Kim Charlesworth launched her candidacy for the Nelson-Creston riding at an event Saturday night. She told a group of volunteers and supporters she thinks a strong grassroots effort can make an impact when the votes are counted in May.
“Now is the time,” Charlesworth told the Star. “People have voted strategically up to now because they were afraid the Liberals would get back in. I think the Liberals are going to get back in. I think the NDP have failed to inspire. They have failed to show leadership, and so people are looking for alternatives. The Greens are that alternative.”
Charlesworth moved to Nelson in 2003 and served one term on city council from 2008-11. It was during her time at city hall when she heard then-Green Party leader Jane Sterk speak.
What Sterk had to say convinced Charlesworth to join the party.

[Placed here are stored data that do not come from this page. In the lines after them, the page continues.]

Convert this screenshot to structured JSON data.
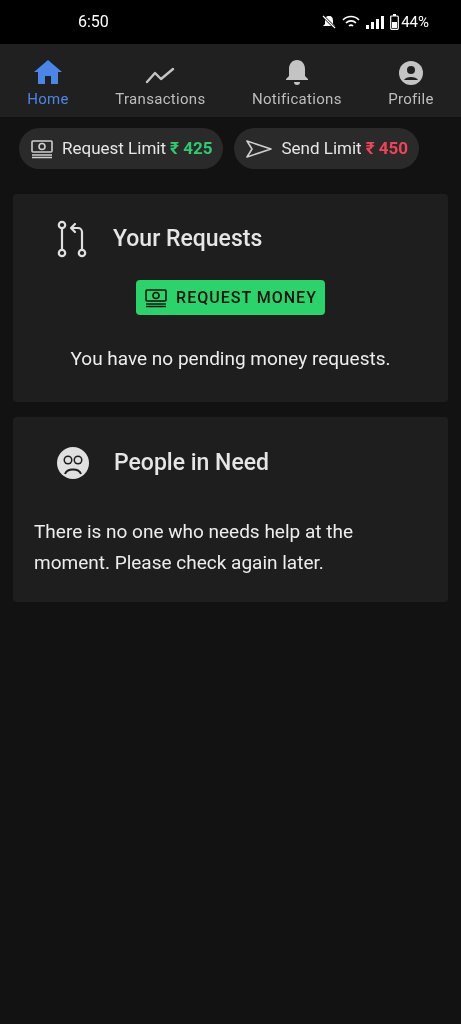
{
  "status_bar": {
    "time": "6:50",
    "battery": "44%"
  },
  "tabs": [
    {
      "label": "Home",
      "kind": "home",
      "selected": true
    },
    {
      "label": "Transactions",
      "kind": "chart",
      "selected": false
    },
    {
      "label": "Notifications",
      "kind": "bell",
      "selected": false
    },
    {
      "label": "Profile",
      "kind": "profile",
      "selected": false
    }
  ],
  "limits": [
    {
      "kind": "request",
      "label": "Request Limit",
      "amount": "₹ 425",
      "color": "#2ecc71"
    },
    {
      "kind": "send",
      "label": "Send Limit",
      "amount": "₹ 450",
      "color": "#f0435a"
    }
  ],
  "requests_card": {
    "title": "Your Requests",
    "button": "REQUEST MONEY",
    "message": "You have no pending money requests."
  },
  "people_card": {
    "title": "People in Need",
    "message": "There is no one who needs help at the moment. Please check again later."
  }
}
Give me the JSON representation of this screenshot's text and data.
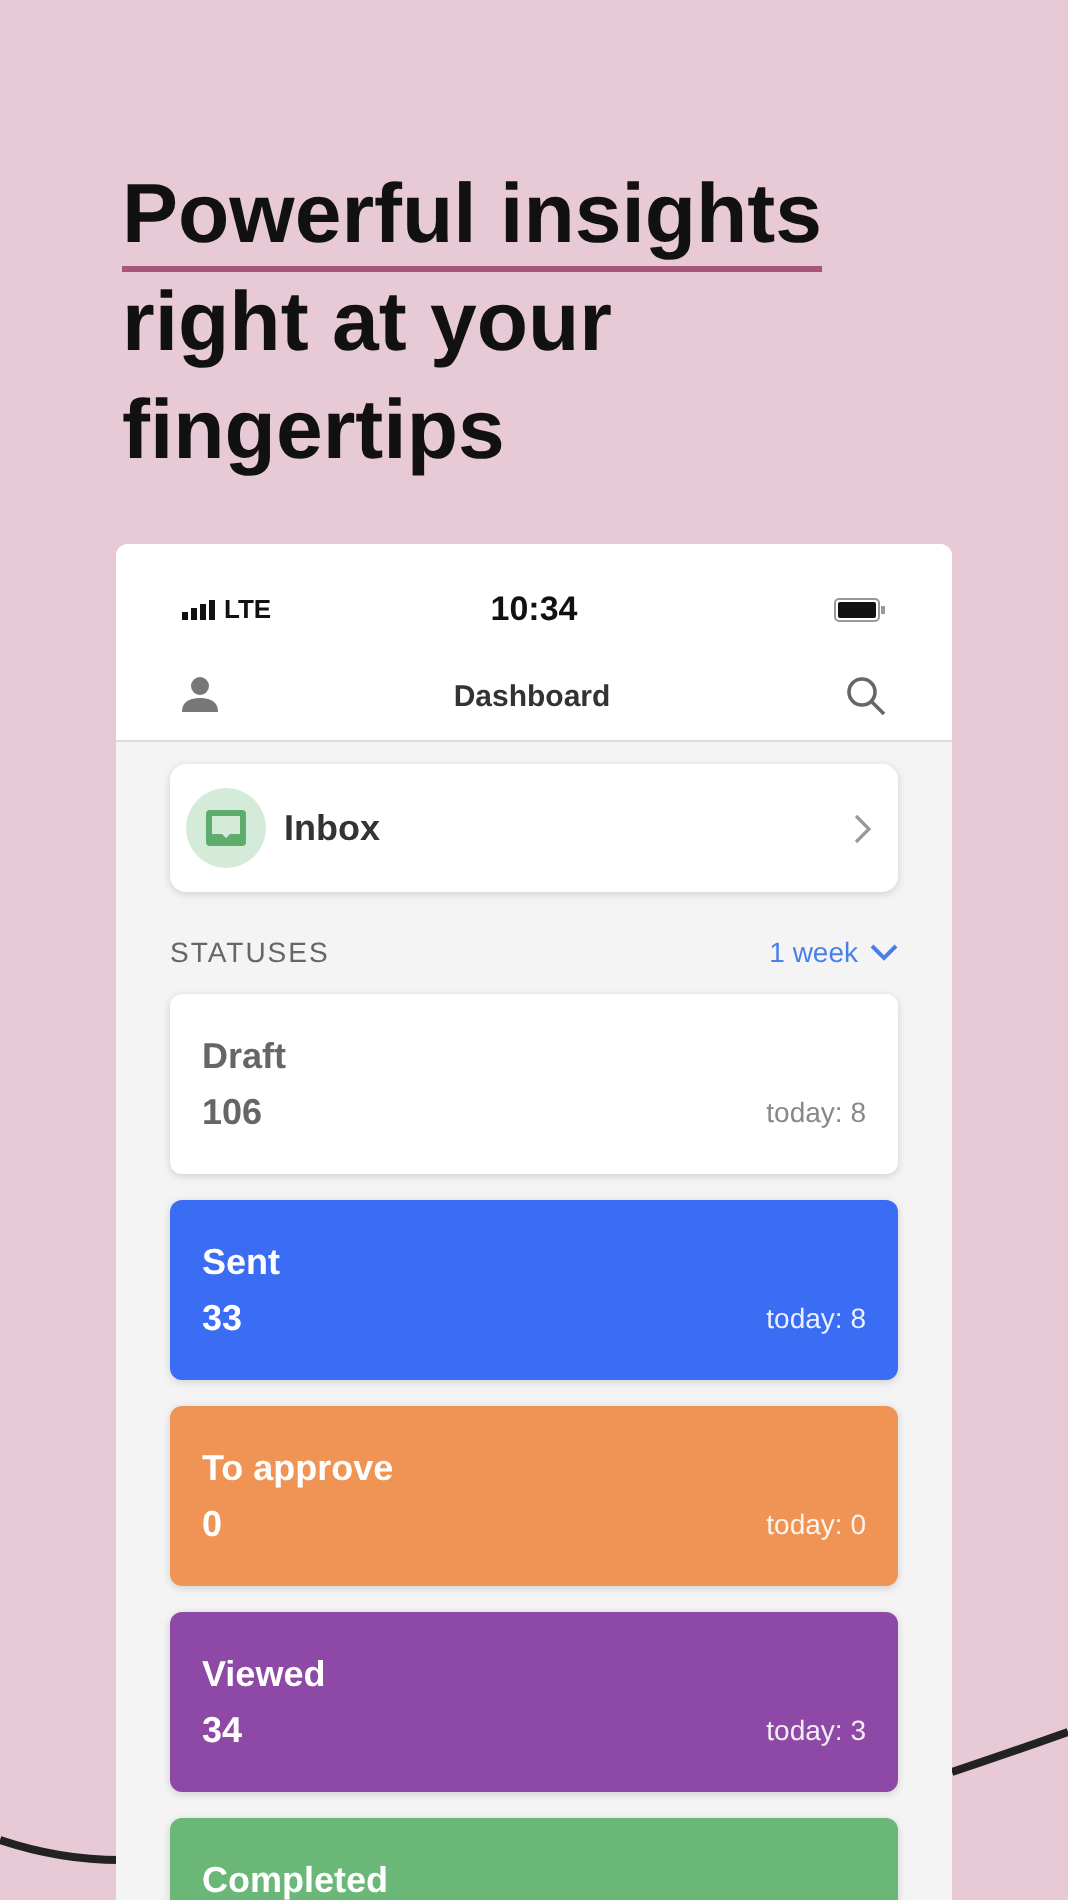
{
  "headline": "Powerful insights right at your fingertips",
  "status_bar": {
    "network": "LTE",
    "time": "10:34"
  },
  "nav": {
    "title": "Dashboard"
  },
  "inbox": {
    "label": "Inbox"
  },
  "statuses": {
    "heading": "STATUSES",
    "period": "1 week",
    "items": [
      {
        "name": "Draft",
        "count": "106",
        "today": "today: 8",
        "kind": "plain",
        "color": "#ffffff"
      },
      {
        "name": "Sent",
        "count": "33",
        "today": "today: 8",
        "kind": "solid",
        "color": "#3a6cf4"
      },
      {
        "name": "To approve",
        "count": "0",
        "today": "today: 0",
        "kind": "solid",
        "color": "#f09455"
      },
      {
        "name": "Viewed",
        "count": "34",
        "today": "today: 3",
        "kind": "solid",
        "color": "#8e48a6"
      },
      {
        "name": "Completed",
        "kind": "solid",
        "color": "#6ab778"
      }
    ]
  }
}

“That’s the moment when I realized how clearly all of those values spoke to me, [that] at that point I was going to become a member of the Green Party,” said Charlesworth. “I had been totally non-partisan up until that point, and I said, ‘wow.'”
The Green Party has finished third in the riding in the last five elections going back to 1996. Charlesworth said she wanted to run in the 2013 election but the party had already chosen candidate Sjeng Derkx, who earned 3,387 votes or 20.95 per cent of turnout.
That election was won handily by NDP MLA Michelle Mungall, but Derkx finished just 1,190 votes behind Liberals candidate Greg Garbula.
Those numbers give Charlesworth confidence as she starts knocking on doors.
“People are recognizing that the Green policies and the Green platforms are not way out there,” she said. “We’ve got a solid fiscal responsibility policy. We recognize that economics and jobs are the most important things in people’s minds. What we do that’s different is that we’re balancing environmental and economic sustainability with social prosperity and fiscal responsibility, and none of the other parties are doing that.”
The Liberals have not unveiled their candidate for the election.
Charlesworth is primarily concerned with nutrition and food policies. She joined the Nelson Food Cupboard in 2013 and is chair of the recently formed Kootenay and Boundary Food Producers Co-op.
That experience, she said, has shaped her goals for what she wants to achieve if elected.
“Food security is intertwined with social justice,” said Charlesworth. “It’s intertwined with the environment and it’s intertwined with our economies. I have learned that our current systems actually prevent the eradication of poverty. I have learned that when we reduce poverty in a community, everyone benefits, not just the wealthiest.”